W ręce wołowskich kryminalnych wpadło dwóch mężczyzn podejrzanych o włamanie do jednej z posesji na terenie tego powiatu wołowskiego oraz kradzieży ciągnika. U jednego z zatrzymanych funkcjonariusze znaleźli skradzione audi oraz przyczepkę samochodową wraz z zagęszczarką należącą do jednej z firm z powiatu lubińskiego. W sprawę zamieszany jest również 43-letni mieszkaniec naszego powiatu, który po okazyjnej cenie nabył jeden z łupów.
Do komendy policji w Wołowie wpłynęło zgłoszenie o włamaniu na teren jednej z posesji. Na jaw przy okazji wyszło, że sprawcy ukradli również ciągnik rolniczy marki Ursus z 1972 roku.
– Funkcjonariusze zatrzymali 36-letniego oraz 27-letniego mieszkańca powiatu wołowskiego. Policjanci ustalili, że Ursus znajduje się na terenie powiatu lubińskiego, gdzie go odzyskali – informuje młodszy aspirant Janusz Rosa, oficer prasowy Komendy Powiatowej Policji w Wołowie.
Jak się okazało złodzieje pokonali kilkadziesiąt kilometrów rolniczym klasykiem na teren powiatu lubińskiego. By podkreślić dobry stan ciągnika dodatkowo umyli go na myjni, a następnie w bardzo okazjonalnej cenie sprzedali skradziony oraz wysprzątany pojazd.
– Nowy nabywca, a tym samym właściciel posesji, na której znajdował się Ursus, został zatrzymany. Za czyn paserstwa 43-letniemu mieszkańcowi powiatu lubińskiego przedstawiono zarzut, grozi mu do 5 lat pozbawienia wolności – dodaje rzecznik.
Ponadto u jednego z ze sprawców stróże prawa znaleźli oraz zabezpieczyli skradziony z powiatu oleśnickiego samochód marki Audi. Właściciel nawet nie wiedział o tym, że należące do niego auto padło łupem złodziei, a dzięki pracy wołowskich policjantów zostało błyskawicznie odnalezione.

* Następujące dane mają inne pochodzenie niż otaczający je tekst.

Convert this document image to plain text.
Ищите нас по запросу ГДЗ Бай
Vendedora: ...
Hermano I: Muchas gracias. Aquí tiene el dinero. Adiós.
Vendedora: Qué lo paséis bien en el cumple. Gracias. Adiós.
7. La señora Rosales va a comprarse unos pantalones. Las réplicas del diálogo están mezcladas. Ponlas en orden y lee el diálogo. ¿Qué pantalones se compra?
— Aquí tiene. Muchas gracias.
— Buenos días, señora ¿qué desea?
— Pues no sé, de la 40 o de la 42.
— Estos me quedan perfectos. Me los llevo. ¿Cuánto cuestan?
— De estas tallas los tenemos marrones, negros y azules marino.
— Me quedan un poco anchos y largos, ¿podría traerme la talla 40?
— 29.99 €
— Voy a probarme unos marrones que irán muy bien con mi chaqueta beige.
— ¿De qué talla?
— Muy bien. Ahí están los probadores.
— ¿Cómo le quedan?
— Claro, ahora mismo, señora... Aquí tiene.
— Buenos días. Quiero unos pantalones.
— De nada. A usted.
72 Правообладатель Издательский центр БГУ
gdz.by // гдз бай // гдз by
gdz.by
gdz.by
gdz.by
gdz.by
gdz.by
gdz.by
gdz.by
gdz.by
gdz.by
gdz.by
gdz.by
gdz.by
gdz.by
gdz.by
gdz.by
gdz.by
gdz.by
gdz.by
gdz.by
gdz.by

Dodatkowo u 36-letniego mieszkańca powiatu wołowskiego znaleziono przyczepkę samochodową wraz z zagęszczarką, która została skradziona z terenu jednej z firm w powiecie lubińskim.
– Mężczyźni usłyszeli zarzuty, za swoje czyny odpowiedzą teraz przed sądem. Grozi im do 10 lat pozbawienia wolności – mówi mł. asp. Janusz Rosa.